LAUSR

While Chinese hamster ovary (CHO) cells continue to be the workhorse of recombinant therapeutic protein production, decades of genetic divergence in the industrially relevant CHO‐K1 and CHO‐S cell lines, are likely to have resulted in differing glycosylation capabilities. Glycosylation can influence the efficacy, serum half‐life, and safety of biologics, and as a critical quality attribute of glycoprotein biopharmaceuticals, it is essential to better understand how major CHO cell manufacturing platforms diverge. We used matrix‐assisted laser desorption ionization‐time of flight mass spectrometry to perform N‐glycomic analyses comparing CHO‐K1 cells, CHO‐S cells and antibody‐producing daughter cell lines.
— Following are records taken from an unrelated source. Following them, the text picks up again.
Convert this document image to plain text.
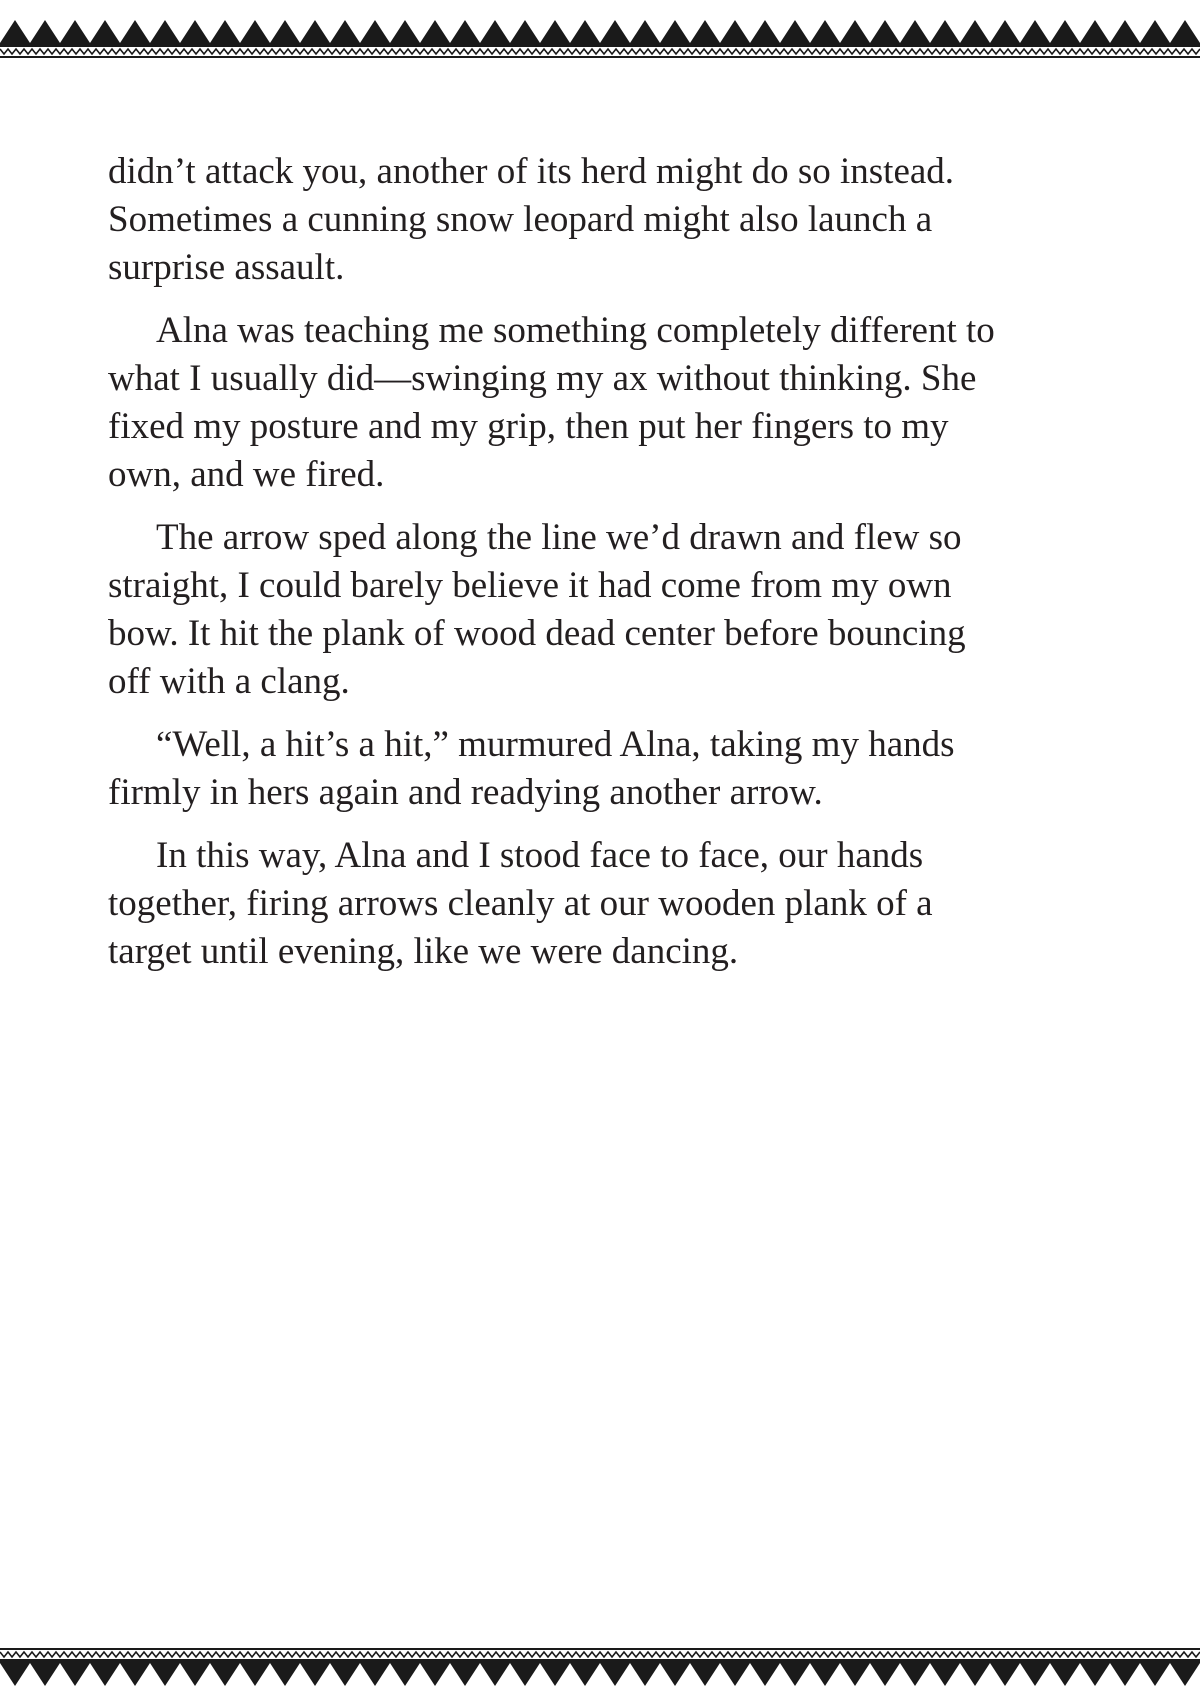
didn’t attack you, another of its herd might do so instead.
Sometimes a cunning snow leopard might also launch a
surprise assault.

Alna was teaching me something completely different to
what I usually did—swinging my ax without thinking. She
fixed my posture and my grip, then put her fingers to my
own, and we fired.

The arrow sped along the line we’d drawn and flew so
straight, I could barely believe it had come from my own
bow. It hit the plank of wood dead center before bouncing
off with a clang.

“Well, a hit’s a hit,” murmured Alna, taking my hands
firmly in hers again and readying another arrow.

In this way, Alna and I stood face to face, our hands
together, firing arrows cleanly at our wooden plank of a
target until evening, like we were dancing.
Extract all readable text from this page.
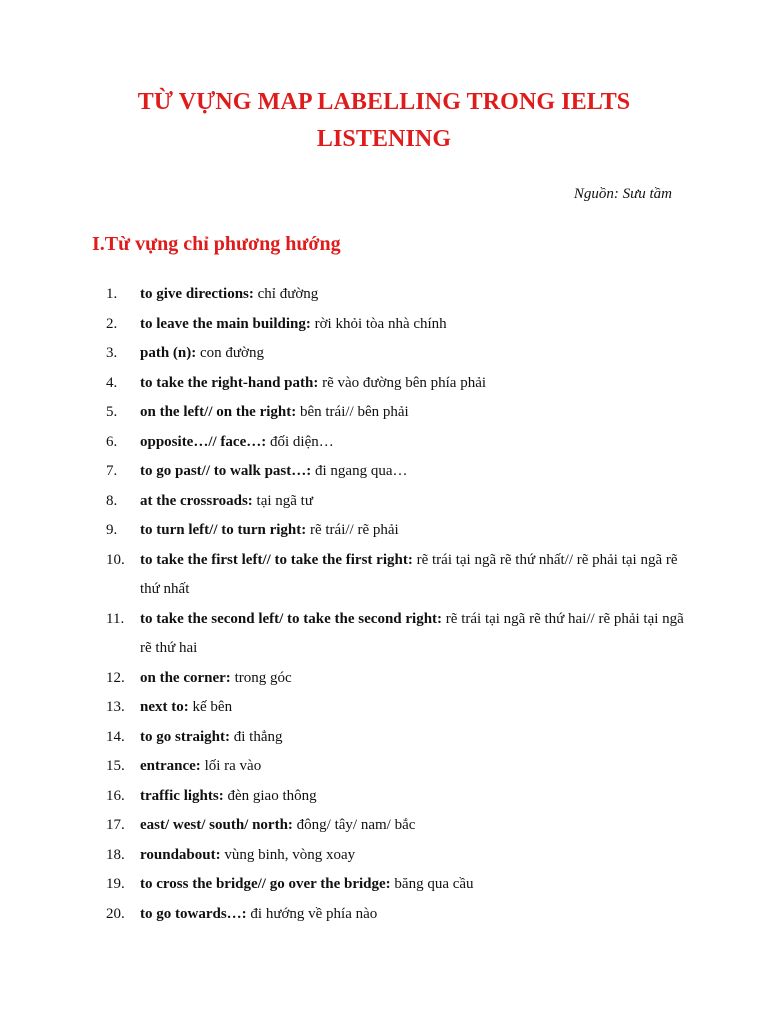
TỪ VỰNG MAP LABELLING TRONG IELTS
LISTENING
Nguồn: Sưu tầm
I.Từ vựng chỉ phương hướng
1.	to give directions: chỉ đường
2.	to leave the main building: rời khỏi tòa nhà chính
3.	path (n): con đường
4.	to take the right-hand path: rẽ vào đường bên phía phải
5.	on the left// on the right: bên trái// bên phải
6.	opposite…// face…: đối diện…
7.	to go past// to walk past…: đi ngang qua…
8.	at the crossroads: tại ngã tư
9.	to turn left// to turn right: rẽ trái// rẽ phải
10.	to take the first left// to take the first right: rẽ trái tại ngã rẽ thứ nhất// rẽ phải tại ngã rẽ thứ nhất
11.	to take the second left/ to take the second right: rẽ trái tại ngã rẽ thứ hai// rẽ phải tại ngã rẽ thứ hai
12.	on the corner: trong góc
13.	next to: kế bên
14.	to go straight: đi thẳng
15.	entrance: lối ra vào
16.	traffic lights: đèn giao thông
17.	east/ west/ south/ north: đông/ tây/ nam/ bắc
18.	roundabout: vùng binh, vòng xoay
19.	to cross the bridge// go over the bridge: băng qua cầu
20.	to go towards…: đi hướng về phía nào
The results reveal that genetic divergence in these industrially relevant cell lines, as well as the burden of antibody production, lead to significant differences in antennal branching and terminal elaboration in the cellular N‐glycome. More specifically, CHO‐K1 cells produce larger and more complex N‐glycans with higher levels of sialylation than CHO‐S cells, and antibody production was associated with increased antennal branching. Additionally, these findings were also reflected in the N‐glycomic profiles of IgG1‐Fc constructs produced in either CHO‐K1 and CHO‐S cells.